Folks, we are about to be 161 months off the top of the NASDAQ bubble. So look at these two charts. Each has an interesting golden spiral relationship to an important top. Why is the end of August so important? It’s because this rally off the 2009 bottom is going to be 233 weeks at the same time at the end of August. It doesn’t guarantee a turn but makes one a high probability. In the past year, I’ve come to you with other time window concerns. Last year I was hoping for a September low as opposed to a high because we hit the 5/10 year anniversary off 02/07. We got my high to within a week but the market threw us a curve ball. Such an important pivot only gave us an intermediate-level correction. That correction, which ended in November off those important anniversary dates, proved the bull market so what is happening now shouldn’t surprise anybody. However, I see those who are suggesting the stock market is in a bubble. This is not a bubble.

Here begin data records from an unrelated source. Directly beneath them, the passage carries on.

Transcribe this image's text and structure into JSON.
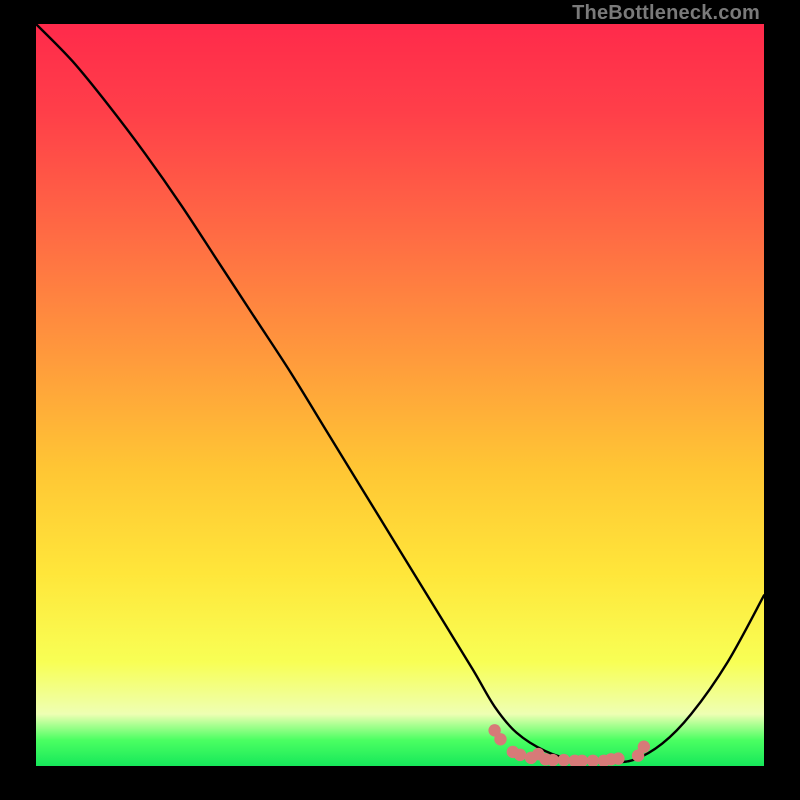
{
  "watermark": "TheBottleneck.com",
  "chart_data": {
    "type": "line",
    "title": "",
    "xlabel": "",
    "ylabel": "",
    "xlim": [
      0,
      100
    ],
    "ylim": [
      0,
      100
    ],
    "grid": false,
    "legend": false,
    "series": [
      {
        "name": "curve",
        "x": [
          0,
          5,
          10,
          15,
          20,
          25,
          30,
          35,
          40,
          45,
          50,
          55,
          60,
          63,
          66,
          70,
          74,
          78,
          82,
          86,
          90,
          95,
          100
        ],
        "y": [
          100,
          95,
          89,
          82.5,
          75.5,
          68,
          60.5,
          53,
          45,
          37,
          29,
          21,
          13,
          8,
          4.5,
          2,
          0.8,
          0.5,
          0.8,
          3,
          7,
          14,
          23
        ]
      }
    ],
    "markers": {
      "name": "bottom-cluster",
      "color": "#d77a78",
      "points": [
        {
          "x": 63.0,
          "y": 4.8
        },
        {
          "x": 63.8,
          "y": 3.6
        },
        {
          "x": 65.5,
          "y": 1.9
        },
        {
          "x": 66.5,
          "y": 1.5
        },
        {
          "x": 68.0,
          "y": 1.1
        },
        {
          "x": 69.0,
          "y": 1.6
        },
        {
          "x": 70.0,
          "y": 0.9
        },
        {
          "x": 71.0,
          "y": 0.8
        },
        {
          "x": 72.5,
          "y": 0.8
        },
        {
          "x": 74.0,
          "y": 0.7
        },
        {
          "x": 75.0,
          "y": 0.7
        },
        {
          "x": 76.5,
          "y": 0.7
        },
        {
          "x": 78.0,
          "y": 0.7
        },
        {
          "x": 79.0,
          "y": 0.9
        },
        {
          "x": 80.0,
          "y": 1.0
        },
        {
          "x": 82.7,
          "y": 1.4
        },
        {
          "x": 83.5,
          "y": 2.6
        }
      ]
    },
    "gradient_stops": [
      {
        "offset": 0.0,
        "color": "#ff2a4b"
      },
      {
        "offset": 0.12,
        "color": "#ff3f49"
      },
      {
        "offset": 0.28,
        "color": "#ff6a44"
      },
      {
        "offset": 0.45,
        "color": "#ff9a3c"
      },
      {
        "offset": 0.6,
        "color": "#ffc634"
      },
      {
        "offset": 0.74,
        "color": "#ffe63a"
      },
      {
        "offset": 0.86,
        "color": "#f8ff55"
      },
      {
        "offset": 0.93,
        "color": "#eeffb3"
      },
      {
        "offset": 0.965,
        "color": "#4bff62"
      },
      {
        "offset": 1.0,
        "color": "#16e85a"
      }
    ]
  }
}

Look at this long term NASDAQ chart. Do you want to see what a real bubble looks like? Feast your eyes on the left side of this chart. It accelerated from less than 1500 to 5000 in 18 months. This market has done what it’s done in about 53 months and doesn’t cover the territory we did back in 98-2000. The definition of what is materializing now is a secular bull market and the problem many are having with this market is they are used to seeing serious sell-offs materialize when we hit new high territory. Bubbles also materialize when everyone denies it and nobody is pointing it out. Bubbles form when emotions go crazy and while the VIX continues to be a bottom feeder at the low end of the range there certainly are not feelings in mass crowd psychology that support a bubble mentality. Why not? I can name many but let’s bring up 2. In a bubble, they don’t climb a wall of worry. Right now everyone is worried about rising interest rates. They are worried the Fed will pull the plug on stimulus. Did they worry about interest rates in 1999? The other problem they worry about every month is the unemployment rate. There’s likely structural employment issues in this country which makes a stock market bubble a virtual impossibility. Then you have GPD where it is. Do you really think we can have a bubble with GDP under 2%?
I’ll tell you we have a chronically overbought market after a four-plus year rally, but we are far from a bubble. So as we move into the height of the summer doldrums season, let’s see what happens with the time windows we hit last week.